As if COVID, wildfires, and heat weren’t enough, California franchisors and franchisees suffered another gut punch when the legislature rejected a proposed franchise exemption to AB-5.

When AB-5 was enacted in 2019, to the horror of the franchise industry, it appeared to create a presumption that the franchise business model created an employment relationship between franchisor and franchisee and franchisee’s employees. The Bill’s sponsors in the Assembly disclaimed any intent to interfere with positive business relationships that allow small businesses, including franchised outlets, to continue and pledged to address the issue in future amendments to the law. The apologetic statement, promising amendments, temporarily calmed the waters.

Then COVID attacked, and the industry focused on survival in the wake of quarantine orders and massive unemployment. Now, just as the world adjusts to a new reality, word emerges from the California legislature that there will be no franchise exemption to AB-5. An early draft of AB-5 amendments included a franchise exemption, but the provision died as amending legislation wended its way to enactment. Amplifying the AB-5 adversity is the risk that the Dynamex case, which presaged AB-5, will be applied retroactively, exposing those considered employers under the test codified in AB-5 to years of prior year employment tax exposure.

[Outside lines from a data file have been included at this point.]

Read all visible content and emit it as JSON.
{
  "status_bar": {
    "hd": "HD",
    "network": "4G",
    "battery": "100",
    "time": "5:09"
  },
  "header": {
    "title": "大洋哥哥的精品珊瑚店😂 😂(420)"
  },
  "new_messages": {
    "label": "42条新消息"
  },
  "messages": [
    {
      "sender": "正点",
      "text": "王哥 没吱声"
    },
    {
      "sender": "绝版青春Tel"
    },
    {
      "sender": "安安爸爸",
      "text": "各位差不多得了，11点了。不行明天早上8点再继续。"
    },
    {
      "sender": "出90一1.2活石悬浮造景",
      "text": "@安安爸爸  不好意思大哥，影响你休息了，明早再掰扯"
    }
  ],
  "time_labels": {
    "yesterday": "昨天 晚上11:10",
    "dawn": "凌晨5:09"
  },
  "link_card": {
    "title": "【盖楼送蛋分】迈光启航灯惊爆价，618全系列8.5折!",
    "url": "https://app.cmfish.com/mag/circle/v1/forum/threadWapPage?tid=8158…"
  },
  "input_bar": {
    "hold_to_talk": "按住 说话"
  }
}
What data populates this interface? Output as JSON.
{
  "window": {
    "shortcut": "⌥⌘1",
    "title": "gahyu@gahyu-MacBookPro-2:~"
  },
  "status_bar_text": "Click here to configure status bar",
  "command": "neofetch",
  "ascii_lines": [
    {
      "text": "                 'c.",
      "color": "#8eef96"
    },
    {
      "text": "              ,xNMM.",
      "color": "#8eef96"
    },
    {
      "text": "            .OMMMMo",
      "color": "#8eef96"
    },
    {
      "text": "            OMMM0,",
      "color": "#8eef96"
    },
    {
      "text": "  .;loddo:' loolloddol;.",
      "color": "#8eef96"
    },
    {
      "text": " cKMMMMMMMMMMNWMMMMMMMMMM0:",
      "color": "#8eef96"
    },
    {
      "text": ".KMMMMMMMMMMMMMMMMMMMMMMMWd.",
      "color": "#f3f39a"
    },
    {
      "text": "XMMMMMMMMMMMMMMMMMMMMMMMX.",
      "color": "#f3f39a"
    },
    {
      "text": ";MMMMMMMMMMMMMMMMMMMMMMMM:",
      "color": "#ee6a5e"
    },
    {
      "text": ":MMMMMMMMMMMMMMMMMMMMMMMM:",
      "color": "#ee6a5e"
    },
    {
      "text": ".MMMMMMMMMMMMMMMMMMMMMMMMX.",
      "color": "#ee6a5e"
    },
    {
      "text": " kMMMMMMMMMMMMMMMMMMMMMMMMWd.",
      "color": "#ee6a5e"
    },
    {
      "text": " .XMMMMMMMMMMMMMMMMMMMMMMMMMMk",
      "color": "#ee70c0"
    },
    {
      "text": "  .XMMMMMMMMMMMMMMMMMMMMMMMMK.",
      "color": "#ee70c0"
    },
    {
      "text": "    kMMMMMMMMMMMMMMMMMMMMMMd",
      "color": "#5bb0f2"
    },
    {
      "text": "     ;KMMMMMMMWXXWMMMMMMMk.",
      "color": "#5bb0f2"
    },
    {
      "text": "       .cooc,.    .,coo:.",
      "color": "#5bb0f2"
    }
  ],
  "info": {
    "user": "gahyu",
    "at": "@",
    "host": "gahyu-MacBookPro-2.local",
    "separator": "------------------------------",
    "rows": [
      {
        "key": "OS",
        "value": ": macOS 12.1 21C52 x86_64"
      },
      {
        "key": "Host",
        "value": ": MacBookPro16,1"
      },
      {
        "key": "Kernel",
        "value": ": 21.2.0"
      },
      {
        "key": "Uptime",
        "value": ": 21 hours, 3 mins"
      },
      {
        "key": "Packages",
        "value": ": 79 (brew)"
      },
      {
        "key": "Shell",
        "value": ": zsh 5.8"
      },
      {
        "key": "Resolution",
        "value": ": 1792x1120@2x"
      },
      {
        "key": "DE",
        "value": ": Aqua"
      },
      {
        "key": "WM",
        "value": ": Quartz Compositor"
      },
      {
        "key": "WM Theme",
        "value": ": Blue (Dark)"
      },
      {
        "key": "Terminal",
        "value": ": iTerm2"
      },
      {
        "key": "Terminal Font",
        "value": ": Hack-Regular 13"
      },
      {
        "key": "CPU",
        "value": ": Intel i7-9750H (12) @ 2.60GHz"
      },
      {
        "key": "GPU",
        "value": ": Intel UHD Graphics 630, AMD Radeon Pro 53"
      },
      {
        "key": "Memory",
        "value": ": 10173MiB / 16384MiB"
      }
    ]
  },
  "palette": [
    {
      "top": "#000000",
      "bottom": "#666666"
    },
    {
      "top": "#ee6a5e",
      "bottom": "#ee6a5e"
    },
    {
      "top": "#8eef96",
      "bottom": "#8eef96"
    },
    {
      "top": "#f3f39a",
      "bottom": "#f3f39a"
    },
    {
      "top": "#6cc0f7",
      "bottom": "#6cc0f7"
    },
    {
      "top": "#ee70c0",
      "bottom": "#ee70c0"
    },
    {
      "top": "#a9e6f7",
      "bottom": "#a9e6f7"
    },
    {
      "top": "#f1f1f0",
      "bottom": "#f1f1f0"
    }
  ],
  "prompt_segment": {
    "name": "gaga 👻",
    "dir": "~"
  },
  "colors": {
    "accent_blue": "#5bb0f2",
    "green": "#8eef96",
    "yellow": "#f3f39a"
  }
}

Commentators blame/credit unions for the exemption’s demise, but the source hardly matters. What does matter is that franchisors and franchisees will need to again reassess their approach to franchising in California’s AB-5 environment. The lure of access to the fifth largest economy in the world enhances the risks inherent in making the wrong decision.

In a 2019 alert, “New California Law Imperils Franchise Model,” my colleague Elle Gerhards and I noted a few possible actions by franchisors and franchisees in the wake of AB-5, none of them palatable. Franchisors and franchisees need to reconsider frankly discouraging choices: (a) bow to pressure and change to an employment model; (b) cling to the franchise model, but redefine obligations and change the financial model; (c) withdraw from California. There is a raft of nearly-impossible steps that would be required to implement significant changes to the franchise business model, not the least of which are the contractual underpinnings of the franchise relationship.

Now, with no apparent hope that a franchise business model and AB-5 can co-exist, will franchisors begin the agony of decision-making? What is the future of the thousands of California franchisees and their tens of thousands of employees in the process? Millions are unemployed in the wake of COVID; is now the time to add thousands more to the ranks?